Even after a long dissertation on the turbulence of adolescence and the great differences which may exist between adolescents, I am never surprised to hear a parent say, “That’s terribly interesting; but now, about Ted do you think he is normal?” So help me, every time!

Maybe the best answer is to finish the stories of Sam and Bill: they are both adults, now normal adults. They just got there at different rates. They both have whiskers, they’re both responsible, respected citizens in their college communities. Sam is married, and Bill is serious about a Vassar girl. Their sullenness, their shyness have gone mother’s cookies and father’s awful stories are no longer embarrassing. Everything has worked out all right —and in a few years Sam’s wife will be worrying about Junior’s reticence, and Grandmother will wisely refer to him as her favorite young man.

It is easy for the outsider to know and to remember these things: it is unforgivable in him to be smug, to be impatient with the parent whose love and hopes for the youngster make statistics beyond dispute and others’ experience hard to accept. Ted might be the exception, and Ted is their boy. These questions which have to do with growth and development are not to be answered quickly, to be shut off with a superior air. But the fears which deviation from the average engenders must be allayed; they must not be transmitted to the youngster and added to his own stockpile of anxiety. The thought that he is abnormal, that he is failing to grow properly, must be eliminated. Remember that the sort of person he is, how he feels and behaves, his attitudes and principles, his emotional stability, are of much more importance than any number assigned to his height or intelligence or state of maturation.

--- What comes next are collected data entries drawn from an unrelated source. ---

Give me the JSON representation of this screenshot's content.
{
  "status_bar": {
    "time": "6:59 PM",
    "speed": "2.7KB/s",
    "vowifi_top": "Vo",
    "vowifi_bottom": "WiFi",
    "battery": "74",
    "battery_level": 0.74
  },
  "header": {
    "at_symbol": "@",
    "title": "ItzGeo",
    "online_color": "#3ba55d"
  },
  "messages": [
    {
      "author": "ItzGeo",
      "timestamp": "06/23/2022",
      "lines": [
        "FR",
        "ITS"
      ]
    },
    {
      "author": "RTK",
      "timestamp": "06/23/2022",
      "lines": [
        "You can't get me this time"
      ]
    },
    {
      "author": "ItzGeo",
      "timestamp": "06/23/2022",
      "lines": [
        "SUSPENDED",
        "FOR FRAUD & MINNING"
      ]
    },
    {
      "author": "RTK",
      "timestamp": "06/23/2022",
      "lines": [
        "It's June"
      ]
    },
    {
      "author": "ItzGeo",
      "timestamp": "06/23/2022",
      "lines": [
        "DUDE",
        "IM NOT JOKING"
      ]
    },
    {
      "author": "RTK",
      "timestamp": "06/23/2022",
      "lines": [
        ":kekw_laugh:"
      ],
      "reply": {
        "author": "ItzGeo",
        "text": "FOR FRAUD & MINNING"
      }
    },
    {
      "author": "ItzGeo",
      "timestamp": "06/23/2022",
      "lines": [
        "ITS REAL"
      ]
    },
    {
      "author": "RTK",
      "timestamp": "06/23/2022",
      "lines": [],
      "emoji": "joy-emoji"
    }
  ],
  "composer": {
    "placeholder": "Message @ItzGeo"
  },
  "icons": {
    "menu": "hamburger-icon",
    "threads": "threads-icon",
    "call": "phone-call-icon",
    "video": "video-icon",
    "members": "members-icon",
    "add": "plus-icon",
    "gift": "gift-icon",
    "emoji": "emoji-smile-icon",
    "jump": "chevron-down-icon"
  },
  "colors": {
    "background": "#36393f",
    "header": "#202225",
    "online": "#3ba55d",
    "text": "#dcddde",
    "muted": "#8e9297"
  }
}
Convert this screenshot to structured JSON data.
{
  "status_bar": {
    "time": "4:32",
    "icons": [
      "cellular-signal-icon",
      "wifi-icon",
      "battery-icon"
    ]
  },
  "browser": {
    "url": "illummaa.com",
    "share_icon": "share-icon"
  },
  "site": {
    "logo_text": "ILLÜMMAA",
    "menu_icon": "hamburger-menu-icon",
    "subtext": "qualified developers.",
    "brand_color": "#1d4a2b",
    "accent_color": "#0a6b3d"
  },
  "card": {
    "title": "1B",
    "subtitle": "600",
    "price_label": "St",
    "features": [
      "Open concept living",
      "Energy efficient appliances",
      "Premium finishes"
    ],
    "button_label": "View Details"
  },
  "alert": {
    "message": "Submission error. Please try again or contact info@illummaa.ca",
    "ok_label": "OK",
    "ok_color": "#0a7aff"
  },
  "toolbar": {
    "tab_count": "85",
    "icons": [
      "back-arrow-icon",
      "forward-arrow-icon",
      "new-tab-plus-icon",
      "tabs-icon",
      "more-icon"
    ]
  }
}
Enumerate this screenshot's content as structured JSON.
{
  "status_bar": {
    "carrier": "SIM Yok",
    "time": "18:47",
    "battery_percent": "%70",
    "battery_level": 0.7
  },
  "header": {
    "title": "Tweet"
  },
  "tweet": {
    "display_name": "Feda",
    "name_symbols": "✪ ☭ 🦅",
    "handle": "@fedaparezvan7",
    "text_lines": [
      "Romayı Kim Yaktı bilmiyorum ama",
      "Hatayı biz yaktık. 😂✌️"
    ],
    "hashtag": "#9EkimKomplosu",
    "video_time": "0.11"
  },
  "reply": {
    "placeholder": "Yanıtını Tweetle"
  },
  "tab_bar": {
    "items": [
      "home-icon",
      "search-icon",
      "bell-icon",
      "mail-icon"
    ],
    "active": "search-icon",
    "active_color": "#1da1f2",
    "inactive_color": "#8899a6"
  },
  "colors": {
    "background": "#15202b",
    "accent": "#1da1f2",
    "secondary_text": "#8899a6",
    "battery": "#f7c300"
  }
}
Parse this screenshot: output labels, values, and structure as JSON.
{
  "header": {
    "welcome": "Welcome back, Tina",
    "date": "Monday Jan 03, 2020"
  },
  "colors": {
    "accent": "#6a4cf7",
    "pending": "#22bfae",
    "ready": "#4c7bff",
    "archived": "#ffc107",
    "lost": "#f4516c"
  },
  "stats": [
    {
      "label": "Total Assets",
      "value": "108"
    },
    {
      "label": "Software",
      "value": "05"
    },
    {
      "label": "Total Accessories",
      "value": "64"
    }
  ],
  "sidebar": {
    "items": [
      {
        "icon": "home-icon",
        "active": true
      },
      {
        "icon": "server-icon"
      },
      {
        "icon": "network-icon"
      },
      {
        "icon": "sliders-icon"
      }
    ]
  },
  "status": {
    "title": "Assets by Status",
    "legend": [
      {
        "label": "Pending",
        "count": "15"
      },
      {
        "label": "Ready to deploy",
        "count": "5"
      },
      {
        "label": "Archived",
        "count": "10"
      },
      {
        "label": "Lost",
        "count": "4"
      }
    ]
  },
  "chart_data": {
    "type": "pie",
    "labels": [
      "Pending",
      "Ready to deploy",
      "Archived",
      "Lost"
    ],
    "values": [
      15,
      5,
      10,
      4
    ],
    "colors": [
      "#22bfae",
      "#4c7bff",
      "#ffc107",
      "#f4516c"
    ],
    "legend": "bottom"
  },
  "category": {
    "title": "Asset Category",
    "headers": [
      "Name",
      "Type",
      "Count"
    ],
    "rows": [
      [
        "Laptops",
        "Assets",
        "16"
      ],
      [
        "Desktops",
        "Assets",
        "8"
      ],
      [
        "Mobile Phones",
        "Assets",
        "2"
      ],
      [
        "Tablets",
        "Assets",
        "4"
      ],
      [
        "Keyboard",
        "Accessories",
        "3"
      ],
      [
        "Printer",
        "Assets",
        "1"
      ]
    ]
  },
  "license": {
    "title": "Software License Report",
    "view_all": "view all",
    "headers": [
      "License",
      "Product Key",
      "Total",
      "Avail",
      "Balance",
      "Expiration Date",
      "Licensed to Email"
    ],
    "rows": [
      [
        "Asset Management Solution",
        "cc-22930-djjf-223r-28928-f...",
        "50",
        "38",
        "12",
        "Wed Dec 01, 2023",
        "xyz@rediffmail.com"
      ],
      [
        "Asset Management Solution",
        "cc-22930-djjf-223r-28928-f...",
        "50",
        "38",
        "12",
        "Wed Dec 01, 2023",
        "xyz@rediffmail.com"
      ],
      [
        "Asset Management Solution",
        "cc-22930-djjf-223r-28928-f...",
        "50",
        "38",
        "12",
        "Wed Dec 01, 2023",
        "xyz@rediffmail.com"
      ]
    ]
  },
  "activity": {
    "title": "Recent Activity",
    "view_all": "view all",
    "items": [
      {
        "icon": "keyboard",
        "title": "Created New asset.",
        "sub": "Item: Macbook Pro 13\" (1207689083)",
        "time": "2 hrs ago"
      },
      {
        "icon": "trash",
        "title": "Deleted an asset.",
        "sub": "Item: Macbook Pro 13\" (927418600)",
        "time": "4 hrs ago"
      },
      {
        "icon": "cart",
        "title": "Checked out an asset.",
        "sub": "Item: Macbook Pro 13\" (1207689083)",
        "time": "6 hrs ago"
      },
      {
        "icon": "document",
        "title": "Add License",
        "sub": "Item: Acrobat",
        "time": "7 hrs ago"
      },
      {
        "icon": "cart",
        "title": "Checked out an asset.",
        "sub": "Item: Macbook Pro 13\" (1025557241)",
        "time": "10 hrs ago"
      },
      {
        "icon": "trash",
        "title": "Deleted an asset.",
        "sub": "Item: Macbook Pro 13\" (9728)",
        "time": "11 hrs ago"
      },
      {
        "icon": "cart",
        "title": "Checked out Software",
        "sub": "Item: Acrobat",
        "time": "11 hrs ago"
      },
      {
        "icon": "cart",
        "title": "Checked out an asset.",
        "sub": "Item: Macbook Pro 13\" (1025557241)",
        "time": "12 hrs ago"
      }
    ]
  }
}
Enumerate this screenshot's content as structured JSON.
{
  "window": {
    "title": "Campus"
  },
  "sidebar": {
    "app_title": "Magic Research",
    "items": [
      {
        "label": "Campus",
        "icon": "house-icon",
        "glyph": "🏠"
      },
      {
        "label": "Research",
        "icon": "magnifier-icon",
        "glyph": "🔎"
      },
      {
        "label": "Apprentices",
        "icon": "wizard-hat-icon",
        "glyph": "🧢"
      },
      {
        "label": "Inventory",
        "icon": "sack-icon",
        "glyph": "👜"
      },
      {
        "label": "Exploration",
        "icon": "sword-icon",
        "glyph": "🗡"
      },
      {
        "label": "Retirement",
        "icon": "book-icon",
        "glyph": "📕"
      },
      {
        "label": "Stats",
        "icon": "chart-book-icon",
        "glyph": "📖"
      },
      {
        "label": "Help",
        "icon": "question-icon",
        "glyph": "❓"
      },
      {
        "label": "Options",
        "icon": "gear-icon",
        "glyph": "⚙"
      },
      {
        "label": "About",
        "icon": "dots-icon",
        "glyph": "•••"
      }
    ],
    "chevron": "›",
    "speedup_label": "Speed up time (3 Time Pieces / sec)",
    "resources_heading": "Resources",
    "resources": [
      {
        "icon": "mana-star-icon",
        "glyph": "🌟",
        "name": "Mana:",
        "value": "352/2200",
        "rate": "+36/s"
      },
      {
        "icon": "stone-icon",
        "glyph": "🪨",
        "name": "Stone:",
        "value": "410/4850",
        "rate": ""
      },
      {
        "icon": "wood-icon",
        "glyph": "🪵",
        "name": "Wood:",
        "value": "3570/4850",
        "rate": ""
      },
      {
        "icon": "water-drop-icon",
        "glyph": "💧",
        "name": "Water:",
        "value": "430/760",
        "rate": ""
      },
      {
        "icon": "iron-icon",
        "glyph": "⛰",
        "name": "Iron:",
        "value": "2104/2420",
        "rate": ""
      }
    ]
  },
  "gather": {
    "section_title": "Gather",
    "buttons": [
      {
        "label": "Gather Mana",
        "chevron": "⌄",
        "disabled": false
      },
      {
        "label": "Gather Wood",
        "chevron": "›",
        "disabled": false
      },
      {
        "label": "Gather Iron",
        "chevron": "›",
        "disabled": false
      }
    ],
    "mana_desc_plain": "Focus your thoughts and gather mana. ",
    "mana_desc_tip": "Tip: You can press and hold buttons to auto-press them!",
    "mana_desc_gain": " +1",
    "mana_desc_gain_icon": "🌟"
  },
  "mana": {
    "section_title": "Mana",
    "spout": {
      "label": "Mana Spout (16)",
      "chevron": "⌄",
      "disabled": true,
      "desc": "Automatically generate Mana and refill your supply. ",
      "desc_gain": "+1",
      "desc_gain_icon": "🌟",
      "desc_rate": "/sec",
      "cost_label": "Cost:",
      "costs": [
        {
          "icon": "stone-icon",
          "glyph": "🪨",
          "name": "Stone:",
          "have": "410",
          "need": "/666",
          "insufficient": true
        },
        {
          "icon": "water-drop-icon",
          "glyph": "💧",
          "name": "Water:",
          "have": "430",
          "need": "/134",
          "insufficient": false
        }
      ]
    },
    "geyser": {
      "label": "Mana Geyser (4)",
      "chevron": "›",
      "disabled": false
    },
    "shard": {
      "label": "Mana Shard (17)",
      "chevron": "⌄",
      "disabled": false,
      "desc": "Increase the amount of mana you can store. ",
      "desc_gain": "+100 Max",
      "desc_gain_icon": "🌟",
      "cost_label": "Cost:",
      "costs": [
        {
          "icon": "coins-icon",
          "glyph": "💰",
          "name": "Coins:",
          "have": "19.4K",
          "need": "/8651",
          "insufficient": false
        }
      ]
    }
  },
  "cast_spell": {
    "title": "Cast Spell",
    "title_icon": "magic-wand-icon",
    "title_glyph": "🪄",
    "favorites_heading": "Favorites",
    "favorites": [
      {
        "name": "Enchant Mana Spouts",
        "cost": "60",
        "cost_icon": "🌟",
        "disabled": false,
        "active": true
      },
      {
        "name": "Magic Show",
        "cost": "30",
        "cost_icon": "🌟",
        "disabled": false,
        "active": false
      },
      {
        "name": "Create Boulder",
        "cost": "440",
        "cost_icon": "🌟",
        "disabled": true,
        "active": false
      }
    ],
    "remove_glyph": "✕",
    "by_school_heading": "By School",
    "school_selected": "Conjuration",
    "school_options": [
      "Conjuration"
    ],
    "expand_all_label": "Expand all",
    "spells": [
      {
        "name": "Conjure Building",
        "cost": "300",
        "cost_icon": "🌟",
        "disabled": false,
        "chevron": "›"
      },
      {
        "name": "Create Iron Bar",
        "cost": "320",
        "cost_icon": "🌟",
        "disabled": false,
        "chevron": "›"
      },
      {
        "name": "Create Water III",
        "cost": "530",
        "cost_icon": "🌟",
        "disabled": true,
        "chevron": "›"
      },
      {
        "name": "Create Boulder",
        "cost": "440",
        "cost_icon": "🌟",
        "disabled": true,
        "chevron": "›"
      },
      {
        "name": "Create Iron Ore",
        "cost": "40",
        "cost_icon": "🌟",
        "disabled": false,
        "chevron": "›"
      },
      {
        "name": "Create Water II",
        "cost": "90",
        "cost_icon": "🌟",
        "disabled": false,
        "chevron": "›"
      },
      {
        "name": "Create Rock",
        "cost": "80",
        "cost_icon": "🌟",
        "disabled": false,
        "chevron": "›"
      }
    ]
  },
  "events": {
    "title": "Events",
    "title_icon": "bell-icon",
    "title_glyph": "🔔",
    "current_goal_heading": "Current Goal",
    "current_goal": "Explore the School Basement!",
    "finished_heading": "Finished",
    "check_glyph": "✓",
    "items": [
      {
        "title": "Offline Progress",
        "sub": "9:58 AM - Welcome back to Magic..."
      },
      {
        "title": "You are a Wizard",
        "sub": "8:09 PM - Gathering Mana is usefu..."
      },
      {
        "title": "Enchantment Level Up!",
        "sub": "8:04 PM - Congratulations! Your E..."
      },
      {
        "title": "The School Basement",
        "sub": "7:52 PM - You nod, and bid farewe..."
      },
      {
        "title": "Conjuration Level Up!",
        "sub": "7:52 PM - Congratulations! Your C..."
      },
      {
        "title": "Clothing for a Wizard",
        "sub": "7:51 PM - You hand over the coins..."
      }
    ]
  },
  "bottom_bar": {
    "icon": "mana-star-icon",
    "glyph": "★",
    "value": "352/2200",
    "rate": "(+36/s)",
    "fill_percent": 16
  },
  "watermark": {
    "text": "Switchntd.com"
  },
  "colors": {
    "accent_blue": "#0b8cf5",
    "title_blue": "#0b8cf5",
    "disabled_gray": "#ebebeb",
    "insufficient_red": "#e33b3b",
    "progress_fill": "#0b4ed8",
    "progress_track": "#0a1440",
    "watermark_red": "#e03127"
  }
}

Parents should attempt to hide anxiety and exhibit affection. When a real acceleration or retardation of growth seems to be present, treat it objectively; without hesitation or anxiety or discussion, have it investigated. To the teacher (each of whom expends a year’s supply of patience in a day) and to the parent who is losing faith in the capacity of youth to change, I can only suggest that no one, no matter how slow he was in learning to walk, ever entered the Yale Bowl on his hands and knees.